A million things might be on students’ minds throughout the day, but National Hispanic Heritage Month challenges them to stop, think about and educate themselves on the Latino population, Lillian Casillas, director of La Casa Latino Cultural Center, said.
“It’s not necessarily the only thing going on, but let’s focus on it for a second,” Casillas said. “Let’s take a pause.”
Students and faculty gathered Thursday to kick off National Hispanic Heritage Month with a reception featuring food and conversation.
Casillas said she believes this conversation allows opportunities for awareness and recognition throughout the month, lasting from Sept. 15 to Oct. 15.
La Casa, other student organizations, academic departments and Bloomington residents have come together to create an extensive list of events to educate students about Latino culture.
The variety of groups celebrating National Hispanic Heritage Month can break down barriers between Bloomington residents and students, Casillas said. This creates not only a connection between the topic and the individuals but also a connection between individuals.
“It’s something that we try to reach everybody because everybody has the opportunity to become connected with the community and everybody has the opportunity to learn something,” Casillas said.
The month’s events consist of social gatherings, like the reception, film viewings, lectures and recitals.

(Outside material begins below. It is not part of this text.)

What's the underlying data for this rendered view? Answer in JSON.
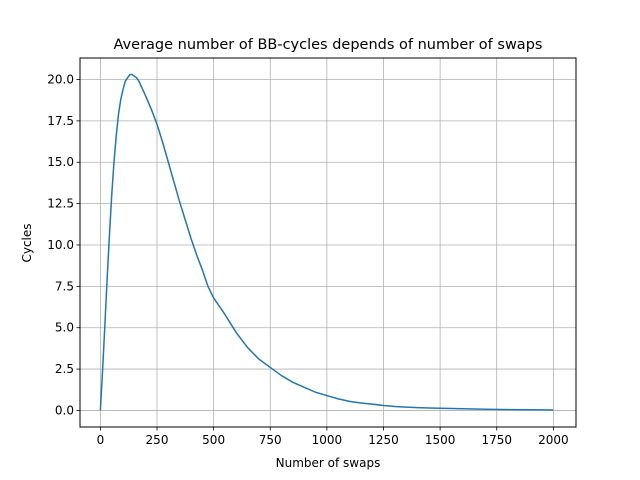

Casillas said she believes the variety of events will engage all audiences.
For senior Carmen Tirado these events play a big role in the overall meaning of National Hispanic Heritage Month. She said she believes it is a good way for people who are unfamiliar with the culture to be informed.

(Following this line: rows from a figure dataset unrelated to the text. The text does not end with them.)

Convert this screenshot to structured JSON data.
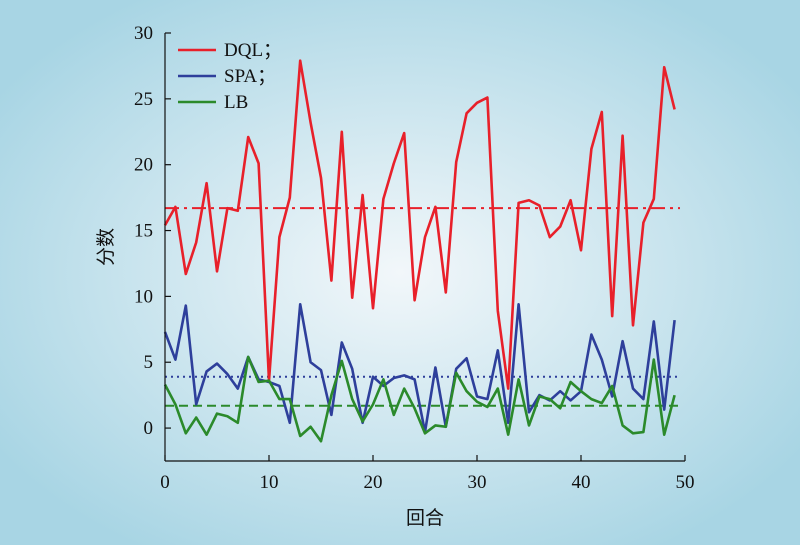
{
  "chart_data": {
    "type": "line",
    "title": "",
    "xlabel": "回合",
    "ylabel": "分数",
    "xlim": [
      0,
      50
    ],
    "ylim": [
      -2.5,
      30
    ],
    "xticks": [
      0,
      10,
      20,
      30,
      40,
      50
    ],
    "xtick_labels": [
      "0",
      "10",
      "20",
      "30",
      "40",
      "50"
    ],
    "yticks": [
      0,
      5,
      10,
      15,
      20,
      25,
      30
    ],
    "ytick_labels": [
      "0",
      "5",
      "10",
      "15",
      "20",
      "25",
      "30"
    ],
    "grid": false,
    "legend_position": "top-left",
    "x": [
      0,
      1,
      2,
      3,
      4,
      5,
      6,
      7,
      8,
      9,
      10,
      11,
      12,
      13,
      14,
      15,
      16,
      17,
      18,
      19,
      20,
      21,
      22,
      23,
      24,
      25,
      26,
      27,
      28,
      29,
      30,
      31,
      32,
      33,
      34,
      35,
      36,
      37,
      38,
      39,
      40,
      41,
      42,
      43,
      44,
      45,
      46,
      47,
      48,
      49
    ],
    "series": [
      {
        "name": "DQL；",
        "color": "#e8202a",
        "values": [
          15.4,
          16.8,
          11.7,
          14.1,
          18.6,
          11.9,
          16.7,
          16.5,
          22.1,
          20.1,
          3.6,
          14.5,
          17.5,
          27.9,
          23.2,
          19.0,
          11.2,
          22.5,
          9.9,
          17.7,
          9.1,
          17.4,
          20.1,
          22.4,
          9.7,
          14.5,
          16.8,
          10.3,
          20.2,
          23.9,
          24.7,
          25.1,
          8.9,
          3.0,
          17.1,
          17.3,
          16.9,
          14.5,
          15.3,
          17.3,
          13.5,
          21.2,
          24.0,
          8.5,
          22.2,
          7.8,
          15.6,
          17.4,
          27.4,
          24.2
        ]
      },
      {
        "name": "SPA；",
        "color": "#2e3f9b",
        "values": [
          7.3,
          5.2,
          9.3,
          1.8,
          4.3,
          4.9,
          4.1,
          3.0,
          5.4,
          3.7,
          3.5,
          3.2,
          0.4,
          9.4,
          5.0,
          4.4,
          1.0,
          6.5,
          4.5,
          0.4,
          3.9,
          3.2,
          3.8,
          4.0,
          3.7,
          -0.3,
          4.6,
          0.1,
          4.5,
          5.3,
          2.4,
          2.2,
          5.9,
          0.4,
          9.4,
          1.2,
          2.5,
          2.1,
          2.8,
          2.1,
          2.8,
          7.1,
          5.2,
          2.4,
          6.6,
          3.0,
          2.2,
          8.1,
          1.4,
          8.2
        ]
      },
      {
        "name": "LB",
        "color": "#2b8a2b",
        "values": [
          3.3,
          1.8,
          -0.4,
          0.8,
          -0.5,
          1.1,
          0.9,
          0.4,
          5.4,
          3.5,
          3.6,
          2.2,
          2.2,
          -0.6,
          0.1,
          -1.0,
          2.5,
          5.1,
          2.2,
          0.5,
          1.8,
          3.7,
          1.0,
          3.0,
          1.5,
          -0.4,
          0.2,
          0.1,
          4.2,
          2.8,
          2.0,
          1.6,
          3.0,
          -0.5,
          3.7,
          0.2,
          2.4,
          2.2,
          1.5,
          3.5,
          2.8,
          2.2,
          1.9,
          3.2,
          0.2,
          -0.4,
          -0.3,
          5.2,
          -0.5,
          2.5
        ]
      }
    ],
    "reference_lines": [
      {
        "series": "DQL；",
        "y": 16.7,
        "style": "dash-dot",
        "color": "#e8202a"
      },
      {
        "series": "SPA；",
        "y": 3.9,
        "style": "dotted",
        "color": "#2e3f9b"
      },
      {
        "series": "LB",
        "y": 1.7,
        "style": "dashed",
        "color": "#2b8a2b"
      }
    ],
    "background": {
      "inner": "#f2f7fa",
      "outer": "#a8d5e4"
    }
  }
}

“I hope they can learn that Latinos are here, and we do want to make a difference in the world and bring knowledge to the community about our culture and heritage,” Tirado said.
Casillas said the month is not only a way to educate others but also a way for Latinos to be educated about the history and the culture.
Many Latinos are often not educated on these topics because Latino culture and history are not included in traditional high school courses. In the programs throughout the month, students will learn more about how the history and culture of Latinos has affected them, she said.
“It may be pride, but it’s also self awareness and self-learning,” Casillas said.
She describes the awareness as knowledge of current issues affecting the community and the history of Latinos. She said she also believes the recognition of contributions and diversity within the Latino population are important.
Sophomore Olivia Martinez attended the reception and said she also believes in the goals of National Hispanic Heritage Month.
“It’s recognizing and learning about our history and commemorating the people that have brought us to this moment,” she said.